Having learned about the importance of speech projection and delivery speed in the first two articles in this series on vocal variety, it’s now time to turn our attention to pitch and resonance.

What is pitch and why is it important?

In vocal variety terms, pitch relates to whether you are speaking in a high, low or natural voice and it is defined as the rate at which your vocal folds vibrate. The faster the vibration, the higher your pitch, the slower the vibration, the lower your pitch.  Your “natural” pitch is influenced by a number of physical factors such as the length and thickness of your vocal folds as well as the size and shape of your body, but can also be affected by things like your emotions and your mood.  For example, if you are feeling stressed, the muscles around your vocal cords will automatically contract, and your pitch will rise.

There has been a lot of research into effects of vocal pitch and how it is perceived and there is now a body of academic literature supporting the idea of a general preference for lower vocal pitch. Participants tend to ascribe more positive personality traits to lower pitched voices (O’Hair &Cody, 1987; Imhof, 2010)

A well-known example

Margaret Thatcher became Britain’s first female Prime Minister in 1979, but when she first entered parliament in 1959 her voice was described by many as “shrill and hectoring”.  Researchers who have studied recording of her speeches over the intervening period noted that it gradually became deeper and more “steely.” Her biographer claimed that, around 1975 when she became the leader of her party, Mrs Thatcher engaged the services of a voice coach from the National Theatre to help make her voice more authoritative.

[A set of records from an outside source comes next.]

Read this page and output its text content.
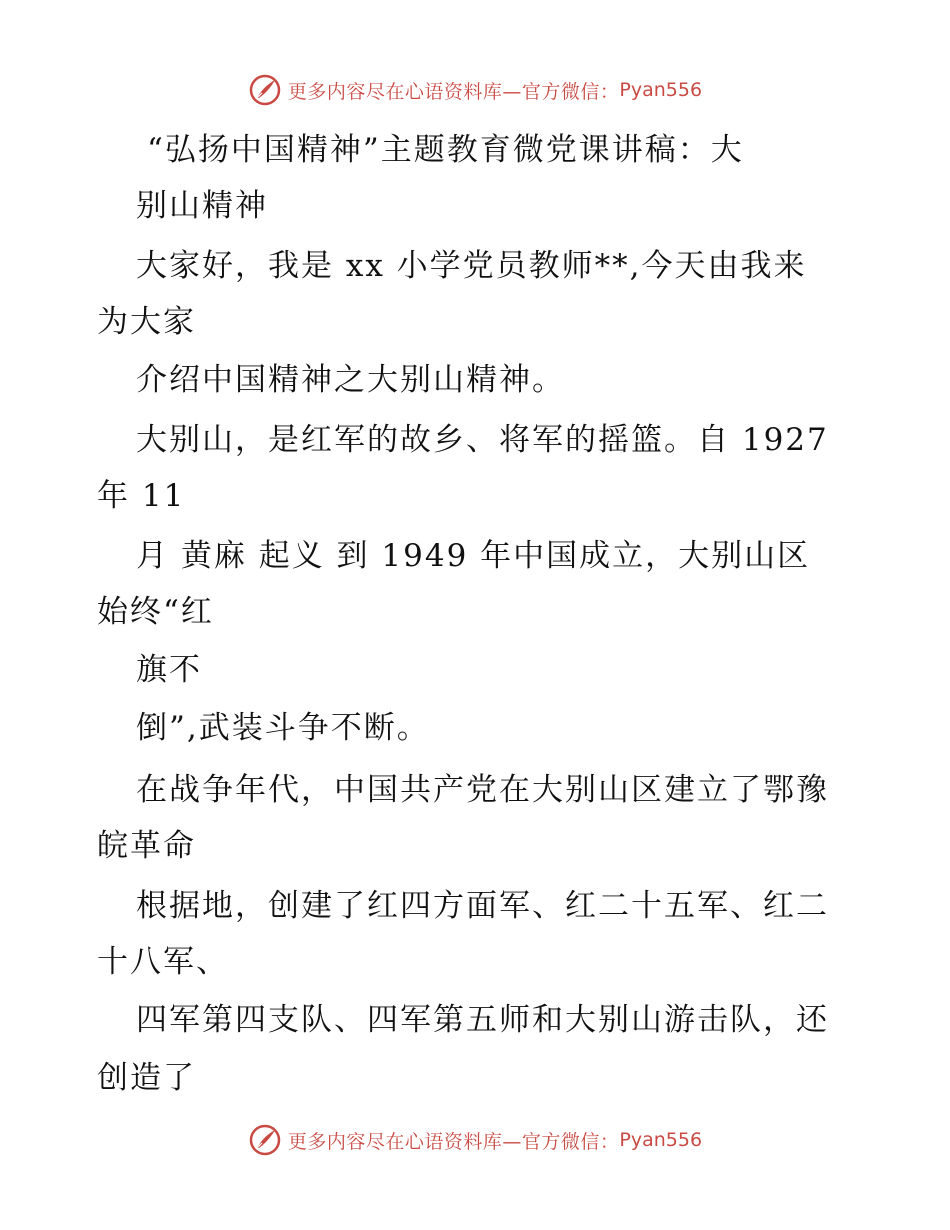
更多内容尽在心语资料库—官方微信： Pyan556
“弘扬中国精神”主题教育微党课讲稿：大
别山精神
大家好，我是 xx 小学党员教师**,今天由我来
为大家
介绍中国精神之大别山精神。
大别山，是红军的故乡、将军的摇篮。自 1927
年 11
月 黄麻 起义 到 1949 年中国成立，大别山区
始终“红
旗不
倒”,武装斗争不断。
在战争年代，中国共产党在大别山区建立了鄂豫
皖革命
根据地，创建了红四方面军、红二十五军、红二
十八军、
四军第四支队、四军第五师和大别山游击队，还
创造了
更多内容尽在心语资料库—官方微信： Pyan556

You can listen to examples of this change yourself here

Please note; I am not advocating that you need to go to such lengths, however, there are some simple vocal exercises that can help you develop your tonal flexibility. They can make your speaking voice more engaging and interesting as well as help you to project more gravitas and authority.

Vocal Variety – placement and timbre

Have you ever heard somebody speak and felt that the richness of their voice was intoxicating? The term timbre relates to the texture of your voice, and it is distinct from both pitch and loudness.  In the human voice, timbre is a product of the way the sound made by our vocal cords resonates in the various air-filled cavities in our body.

These cavities include:

  • Nose (nasal cavity including sinuses)
  • Mouth (oral cavity)
  • Throat (Pharynx)
  • Chest

The voice that our audience hears is a blend, based on the relative amount of resonance from each of these three cavities

You have probably heard people who, for a variety of reasons, speak mainly through their nasal cavities.  This type of voice is often described as thin and reedy or sharp. In comparison, a voice that includes more resonance from the throat and pharynx is warmer, richer and more rounded.

A simple vocal placement exercise

You can start to become aware of your natural placement and how to change it by reciting a simple nursery rhyme out loud.

Step 1 – Place your finger tips lightly on the bridge of your nose and recite your chosen rhyme whilst focusing your attention on the vibration in your finger tips.

Step 2 – Repeat this exercise with your fingertips touching the sides of your throat.

Step 3 – Finally, repeat the exercise again with the palm of one hand resting lightly on the front of your chest.

As you change the placement of your voice, you will notice a change in tone and timbre.

Once you have become aware of the physical sensations associated with speaking from each of these resonating chambers, you can experiment with blending them to produce higher or lower and richer or thinner tones.

Try this vocal variety exercise out for yourself and let me know how you get on.